O quadro é completamente distinto quanto às leis supervenientes, na medida em que as Leis de Diretrizes, aprovadas no meio do ano e sempre muito antes das leis ordinárias determinantes do aumento de alíquota, invariavelmente dispuseram sobre a alteração tributária e sobre o destino que se pretendia dar às respectivas receitas.

Isto significa que, ano após ano, averiguando permanentemente a situação das finanças públicas, o Parlamento estadual, ao deliberar sobre a destinação de todas as receitas públicas, estabeleceu, como meta orçamentária, no diploma adequado - a Lei de Diretrizes - que a receita a ser utilizada na construção de moradias populares não poderia ser menor do que o acréscimo gerado pelo aumento das alíquotas.

Logo, não se pode inquinar às leis ordinárias aprovadas de 1990 em diante a vinculação de receitas que fulminou a lei 6.656/89.

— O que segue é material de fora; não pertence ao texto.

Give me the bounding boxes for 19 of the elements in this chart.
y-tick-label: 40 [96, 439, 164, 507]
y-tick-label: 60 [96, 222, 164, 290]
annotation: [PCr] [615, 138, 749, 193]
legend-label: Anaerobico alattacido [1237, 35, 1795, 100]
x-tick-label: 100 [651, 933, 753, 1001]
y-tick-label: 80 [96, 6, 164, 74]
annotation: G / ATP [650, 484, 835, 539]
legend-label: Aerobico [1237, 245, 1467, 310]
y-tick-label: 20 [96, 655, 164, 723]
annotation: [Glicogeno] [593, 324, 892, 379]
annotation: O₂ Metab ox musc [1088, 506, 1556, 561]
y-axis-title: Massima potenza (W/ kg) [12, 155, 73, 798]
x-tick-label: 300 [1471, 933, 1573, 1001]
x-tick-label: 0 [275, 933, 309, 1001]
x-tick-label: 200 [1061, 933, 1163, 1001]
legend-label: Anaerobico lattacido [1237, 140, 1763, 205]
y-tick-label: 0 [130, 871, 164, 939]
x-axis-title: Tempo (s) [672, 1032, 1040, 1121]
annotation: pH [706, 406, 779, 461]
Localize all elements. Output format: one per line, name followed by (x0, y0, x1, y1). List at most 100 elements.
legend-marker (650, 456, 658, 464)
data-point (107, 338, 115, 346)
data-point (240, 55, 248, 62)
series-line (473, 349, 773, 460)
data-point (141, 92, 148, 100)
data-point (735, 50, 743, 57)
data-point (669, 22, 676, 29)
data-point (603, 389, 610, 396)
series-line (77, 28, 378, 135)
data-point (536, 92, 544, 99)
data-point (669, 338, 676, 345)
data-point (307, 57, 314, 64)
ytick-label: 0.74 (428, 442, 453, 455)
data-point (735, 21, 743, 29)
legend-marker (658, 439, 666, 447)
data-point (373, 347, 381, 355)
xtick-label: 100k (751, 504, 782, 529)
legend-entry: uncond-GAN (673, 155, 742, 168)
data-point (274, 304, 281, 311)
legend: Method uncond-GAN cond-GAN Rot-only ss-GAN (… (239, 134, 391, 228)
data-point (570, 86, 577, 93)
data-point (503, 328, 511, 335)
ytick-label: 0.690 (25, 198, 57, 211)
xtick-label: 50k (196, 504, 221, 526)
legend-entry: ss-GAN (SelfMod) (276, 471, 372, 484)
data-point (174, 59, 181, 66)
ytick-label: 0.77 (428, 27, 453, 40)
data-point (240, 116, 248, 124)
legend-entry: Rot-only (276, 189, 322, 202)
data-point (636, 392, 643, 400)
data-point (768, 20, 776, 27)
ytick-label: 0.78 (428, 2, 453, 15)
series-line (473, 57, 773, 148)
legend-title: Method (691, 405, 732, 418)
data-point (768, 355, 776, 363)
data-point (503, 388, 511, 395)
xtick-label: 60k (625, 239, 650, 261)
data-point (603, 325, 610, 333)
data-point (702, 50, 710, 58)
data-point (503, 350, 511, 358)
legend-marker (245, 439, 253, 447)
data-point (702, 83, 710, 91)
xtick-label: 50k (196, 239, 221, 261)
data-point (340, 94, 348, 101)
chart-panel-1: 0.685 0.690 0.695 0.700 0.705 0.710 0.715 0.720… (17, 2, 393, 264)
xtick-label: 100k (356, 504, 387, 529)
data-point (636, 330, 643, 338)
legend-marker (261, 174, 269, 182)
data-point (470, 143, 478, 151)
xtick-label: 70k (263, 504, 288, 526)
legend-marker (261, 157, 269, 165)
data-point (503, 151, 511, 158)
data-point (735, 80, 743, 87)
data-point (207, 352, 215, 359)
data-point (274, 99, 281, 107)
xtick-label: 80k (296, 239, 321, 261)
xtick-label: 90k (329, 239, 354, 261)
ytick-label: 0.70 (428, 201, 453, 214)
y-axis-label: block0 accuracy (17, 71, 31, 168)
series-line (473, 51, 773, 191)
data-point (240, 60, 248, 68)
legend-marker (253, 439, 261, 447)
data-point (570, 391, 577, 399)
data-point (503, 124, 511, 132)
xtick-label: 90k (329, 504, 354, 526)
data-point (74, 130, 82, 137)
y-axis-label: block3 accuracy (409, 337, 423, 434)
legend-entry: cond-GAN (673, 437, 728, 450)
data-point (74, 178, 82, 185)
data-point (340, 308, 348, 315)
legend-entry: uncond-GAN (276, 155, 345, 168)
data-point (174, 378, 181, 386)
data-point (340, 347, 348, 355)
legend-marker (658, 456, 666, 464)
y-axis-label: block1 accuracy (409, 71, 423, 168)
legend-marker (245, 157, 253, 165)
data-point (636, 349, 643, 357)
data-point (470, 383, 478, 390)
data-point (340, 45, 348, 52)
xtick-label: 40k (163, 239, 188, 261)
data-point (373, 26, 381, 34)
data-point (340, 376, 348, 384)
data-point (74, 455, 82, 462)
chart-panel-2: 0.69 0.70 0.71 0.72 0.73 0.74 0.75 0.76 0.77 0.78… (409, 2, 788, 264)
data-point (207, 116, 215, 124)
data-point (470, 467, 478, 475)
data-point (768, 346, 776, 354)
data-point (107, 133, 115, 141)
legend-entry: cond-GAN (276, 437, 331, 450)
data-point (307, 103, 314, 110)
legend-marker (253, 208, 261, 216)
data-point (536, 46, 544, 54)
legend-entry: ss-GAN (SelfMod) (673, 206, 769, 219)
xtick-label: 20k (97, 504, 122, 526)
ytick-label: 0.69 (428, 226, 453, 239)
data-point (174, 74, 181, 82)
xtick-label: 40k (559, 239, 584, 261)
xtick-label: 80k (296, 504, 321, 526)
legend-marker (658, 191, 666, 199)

Tomando como exemplo a Lei de Diretrizes Orçamentarias promulgada em 1991, cujas projeções dizem respeito ao exercício de 1992, verifica-se a perfeita observância dos comandos constitucionais, como emerge da leitura de seu artigo 29, inciso IV:

"Art. 29 - O Poder executivo enviará á Assembléia Legislativa projetos de lei dispondo sobre alterações na legislação tributária, especialmente sobre:

IV - Prorrogação da vigência da Lei n.0 7.003, de 27 de dezembro de 1990, que elevou a alíquota do ICMS prevista no artigo 34, 1, da Lei n.0 6.374/89, de 1º de março de 1989, a fim de propiciar recursos adicionais para programas de habitações populares, destinados a beneficiar populações de baixa renda."
Idêntica disposição já havia sido observada em 1990 (art. 29, IV, da Lei n.0 6.958/90) e foi repetida nas Leis de Diretrizes aprovadas nos anos de 1992 (art. 26, IV, da Lei 7949/92), 1993 (art. 28, IV, da lei 8359/93) e subsequentes.

Portanto, a previsão sobre o aumento da alíquota e, mais, a previsão sobre a destinação da respectiva receita foi prevista, sempre - exceção feita ao ano de 1989 - na Lei de Diretrizes Orçamentárias que aprovou os critérios de aplicação da receita a observar no ano seguinte.